Peckham seems an unlikely spot for a great restaurant. In fact, it has several. The best of these is the Coal Rooms. Set in what used to be Peckham Rye station’s ticket office, they serve up great meaty ingredients – including housemade smoked pig’s head black pudding and their own thick sliced, coffeecured bacon, alongside highly creative vegetarian options.


Tin Lung Heen
West Kowloon, Hong Kong, China

Finding an oasis of calm in Hong Kong has long been a challenge, this year particularly so. The Ritz Carlton, and the two Michelinstarred delights of Tin Lung Heen, is one such oasis. The regular lunch menu takes recognisable Chinese dishes and ingredients and serves them on the 102nd floor in a wonderfully elevated fashion.


Restaurant Daniel
New York, New York, US

The second you step through the revolving door at Daniel Boulud’s titular two-Michelin starred restaurant, you’re in another world, a world where service is not so much exemplary as exquisitely choreographed, where your every immediate need will not be so much met as pre-empted, and where your only concern need be whether you want the four-course prix fixe or the full seven-course tasting menu.

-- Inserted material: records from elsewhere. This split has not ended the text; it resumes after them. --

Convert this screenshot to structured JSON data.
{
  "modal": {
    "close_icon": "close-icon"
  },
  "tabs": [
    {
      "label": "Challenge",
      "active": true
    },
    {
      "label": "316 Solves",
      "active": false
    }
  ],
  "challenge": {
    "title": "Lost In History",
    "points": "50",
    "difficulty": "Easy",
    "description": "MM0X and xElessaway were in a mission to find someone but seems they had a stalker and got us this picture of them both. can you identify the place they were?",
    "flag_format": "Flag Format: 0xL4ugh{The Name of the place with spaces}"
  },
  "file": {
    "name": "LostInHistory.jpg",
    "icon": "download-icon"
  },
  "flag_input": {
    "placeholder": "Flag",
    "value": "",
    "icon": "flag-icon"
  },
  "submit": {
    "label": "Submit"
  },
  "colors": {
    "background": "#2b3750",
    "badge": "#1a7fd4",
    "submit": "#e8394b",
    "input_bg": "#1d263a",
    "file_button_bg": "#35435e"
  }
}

In short, there’s fine dining and then there’s Daniel. The room itself is cool and decorated in calming tones. Furniture is elegant and comfortable. It’s a proper haven, unrushed and deeply civilised, where the food might have its roots in the classically French but it’s also a celebration of American ingredients, unusual herbs and many Asian influences. If that sounds like a fusion too far, there’s not a wasted ingredient in any dish. Everything is there for a reason, be it underscoring the hero ingredient, or for an eye-popping, smile-inducing burst of flavour or textural flourish. It’s the sort of meal that regularly stuns you into silence but, at the same time, it’s not one of those occasions where you’re expected to worship at the altar of food, there’s an impressive sense of fun throughout, much tableside theatre, and expert advice is always just a wave away.

Stand outs during our dinner included “Flet” (lemongrass-citrus cured fluke, sansho pepper, heirloom cucumbers, wild mint, agretti, Ossetra caviar), “Maïs” (chilled corn velouté, Maine lobster, avocado, sweet pepper, chive oil, nasturtium) and “Ris de Veau” (roasted veal sweetbreads, mushroom purée with buckwheat, hon shimeji, lamb’s quarters, sauce a l’Echalote”), plus a dish of Hudson Valley foie gras flambéed tableside, served with Black Mission figs, Marcona almonds, sumac and red sorrel. To be fair, the “Langoustine”, “Thon Rouge”, “Wagyu” and “Lapin” (oh the Lapin!) were also stellar (ditto the various wine matches) – and the desserts possibly even better – but the ingredients list would blow my word count. Prices are, in fairness, extremely reasonable for this level of cooking ($158 for four courses, $250 for the full seven). Go, savour the food, the service – and a few hours respite from the city.